The six-month moratorium on electronic variable signs will be in effect while the town revises the code governing the signs.
“Every sign that comes into the town gets a variance,” planning consultant Drew Reilly told the Town Board during its work session. “That’s the first clue ... something’s wrong with your law.”
He said he would expect the Zoning Board of Appeals would have continued granting variances without the moratorium and unless the law is changed. Some variances are for setback distances, or they allow more than one sign within 1,000 feet of each other.

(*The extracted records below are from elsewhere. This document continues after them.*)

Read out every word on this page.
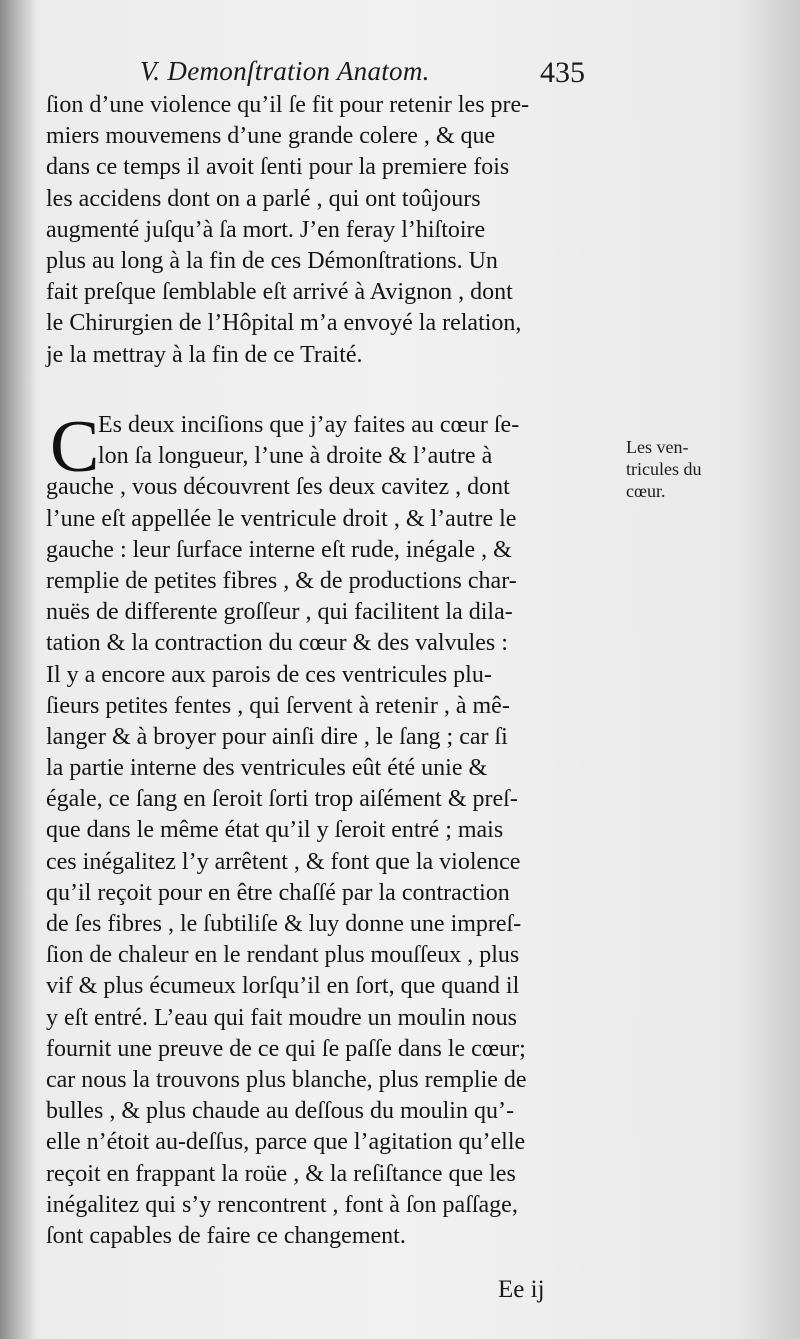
V. Demonſtration Anatom.	435
ſion d’une violence qu’il ſe fit pour retenir les pre-
miers mouvemens d’une grande colere , & que
dans ce temps il avoit ſenti pour la premiere fois
les accidens dont on a parlé , qui ont toûjours
augmenté juſqu’à ſa mort. J’en feray l’hiſtoire
plus au long à la fin de ces Démonſtrations. Un
fait preſque ſemblable eſt arrivé à Avignon , dont
le Chirurgien de l’Hôpital m’a envoyé la relation,
je la mettray à la fin de ce Traité.
C
Es deux inciſions que j’ay faites au cœur ſe-
lon ſa longueur, l’une à droite & l’autre à
gauche , vous découvrent ſes deux cavitez , dont
l’une eſt appellée le ventricule droit , & l’autre le
gauche : leur ſurface interne eſt rude, inégale , &
remplie de petites fibres , & de productions char-
nuës de differente groſſeur , qui facilitent la dila-
tation & la contraction du cœur & des valvules :
Il y a encore aux parois de ces ventricules plu-
ſieurs petites fentes , qui ſervent à retenir , à mê-
langer & à broyer pour ainſi dire , le ſang ; car ſi
la partie interne des ventricules eût été unie &
égale, ce ſang en ſeroit ſorti trop aiſément & preſ-
que dans le même état qu’il y ſeroit entré ; mais
ces inégalitez l’y arrêtent , & font que la violence
qu’il reçoit pour en être chaſſé par la contraction
de ſes fibres , le ſubtiliſe & luy donne une impreſ-
ſion de chaleur en le rendant plus mouſſeux , plus
vif & plus écumeux lorſqu’il en ſort, que quand il
y eſt entré. L’eau qui fait moudre un moulin nous
fournit une preuve de ce qui ſe paſſe dans le cœur;
car nous la trouvons plus blanche, plus remplie de
bulles , & plus chaude au deſſous du moulin qu’-
elle n’étoit au-deſſus, parce que l’agitation qu’elle
reçoit en frappant la roüe , & la reſiſtance que les
inégalitez qui s’y rencontrent , font à ſon paſſage,
ſont capables de faire ce changement.
Les ven-
tricules du
cœur.
Ee ij
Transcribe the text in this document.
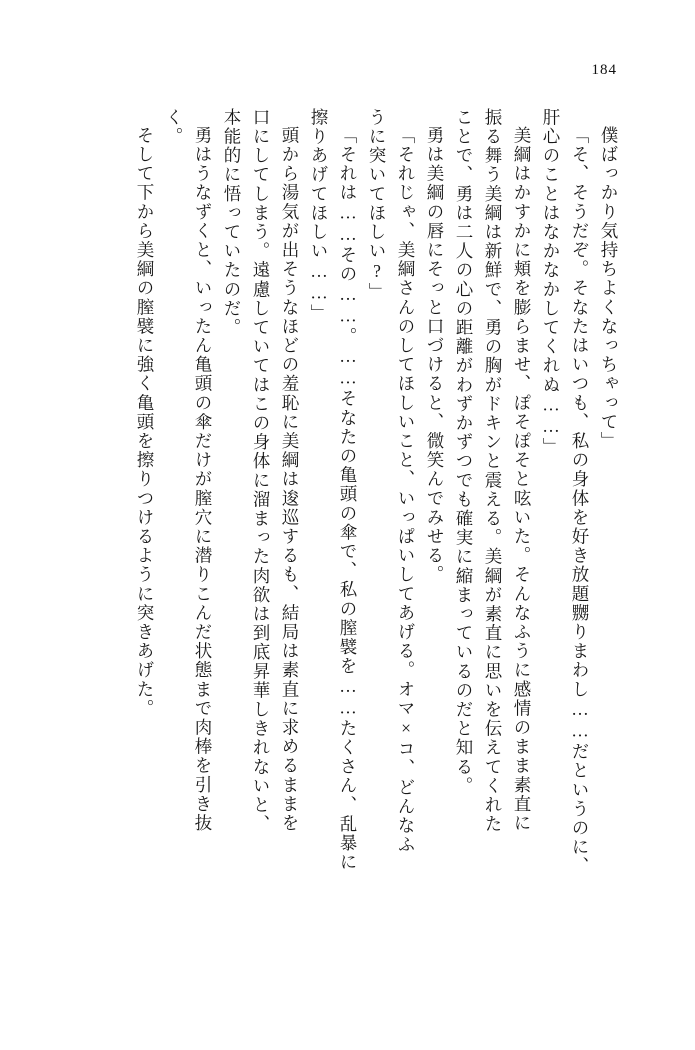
184
僕ばっかり気持ちよくなっちゃって」
「そ、そうだぞ。そなたはいつも、私の身体を好き放題嬲りまわし……だというのに、
肝心のことはなかなかしてくれぬ……」
美綱はかすかに頬を膨らませ、ぽそぽそと呟いた。そんなふうに感情のまま素直に
振る舞う美綱は新鮮で、勇の胸がドキンと震える。美綱が素直に思いを伝えてくれた
ことで、勇は二人の心の距離がわずかずつでも確実に縮まっているのだと知る。
勇は美綱の唇にそっと口づけると、微笑んでみせる。
「それじゃ、美綱さんのしてほしいこと、いっぱいしてあげる。オマ×コ、どんなふ
うに突いてほしい?」
「それは……その……。……そなたの亀頭の傘で、私の膣襞を……たくさん、乱暴に
擦りあげてほしい……」
頭から湯気が出そうなほどの羞恥に美綱は逡巡するも、結局は素直に求めるままを
口にしてしまう。遠慮していてはこの身体に溜まった肉欲は到底昇華しきれないと、
本能的に悟っていたのだ。
勇はうなずくと、いったん亀頭の傘だけが膣穴に潜りこんだ状態まで肉棒を引き抜
く。
そして下から美綱の膣襞に強く亀頭を擦りつけるように突きあげた。
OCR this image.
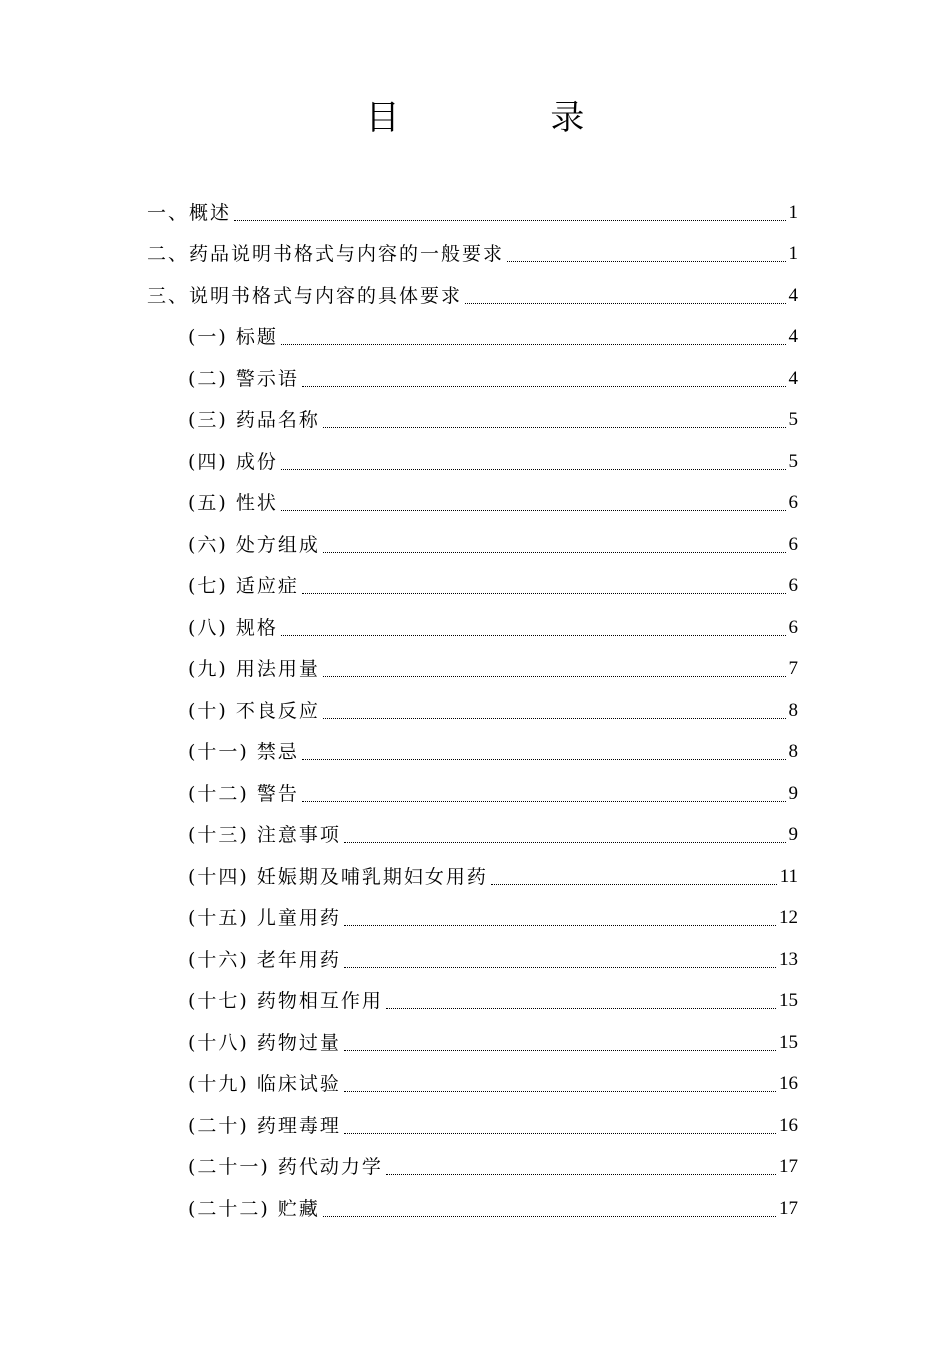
目 录
一、概述	1
二、药品说明书格式与内容的一般要求	1
三、说明书格式与内容的具体要求	4
(一) 标题	4
(二) 警示语	4
(三) 药品名称	5
(四) 成份	5
(五) 性状	6
(六) 处方组成	6
(七) 适应症	6
(八) 规格	6
(九) 用法用量	7
(十) 不良反应	8
(十一) 禁忌	8
(十二) 警告	9
(十三) 注意事项	9
(十四) 妊娠期及哺乳期妇女用药	11
(十五) 儿童用药	12
(十六) 老年用药	13
(十七) 药物相互作用	15
(十八) 药物过量	15
(十九) 临床试验	16
(二十) 药理毒理	16
(二十一) 药代动力学	17
(二十二) 贮藏	17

He said the 1,000-foot requirement was a standard across many municipalities, but it sets up a rush for businesses applying for signs first so their neighbors can’t get one.
“If the ZBA is going to continue granting variances, then it’s not working,” he said of the restriction.
The Code Review Committee and code enforcement officer have begun reviewing possible changes, and Reilly said he has accumulated many sample laws from other municipalities and attended two seminars.
“We’ll be coming up with something that is palatable to everybody,” Reilly said. “I don’t think we’re going to ban electronic signs. The industry is here, but I don’t think we want to give them carte blanche, because the aesthetics of the town would go to you-know-what if we did do that. “
The six-month moratorium on applications started Nov. 1, but town officials said there have been no applications filed since the town started talking about the moratorium this fall.
Also Monday, residents of Berkley Place spoke out against an apartment complex planned for vacant land near their development.
The 43-unit development would be built next to the Shaw and Shaw law office on South Park Avenue near Bayview Road. Before it is built, the site must be rezoned from commercial to neighborhood commercial.
“You’re taking a lot of traffic and you’re pushing it out on Bayview,” said Charles Ziemba, president of the Berkley Place Association.
Reilly acknowledged that the Bayview-South Park intersection is a “failing” intersection and that the apartments will not improve the situation. He said the rezoning is being considered by the Planning Board.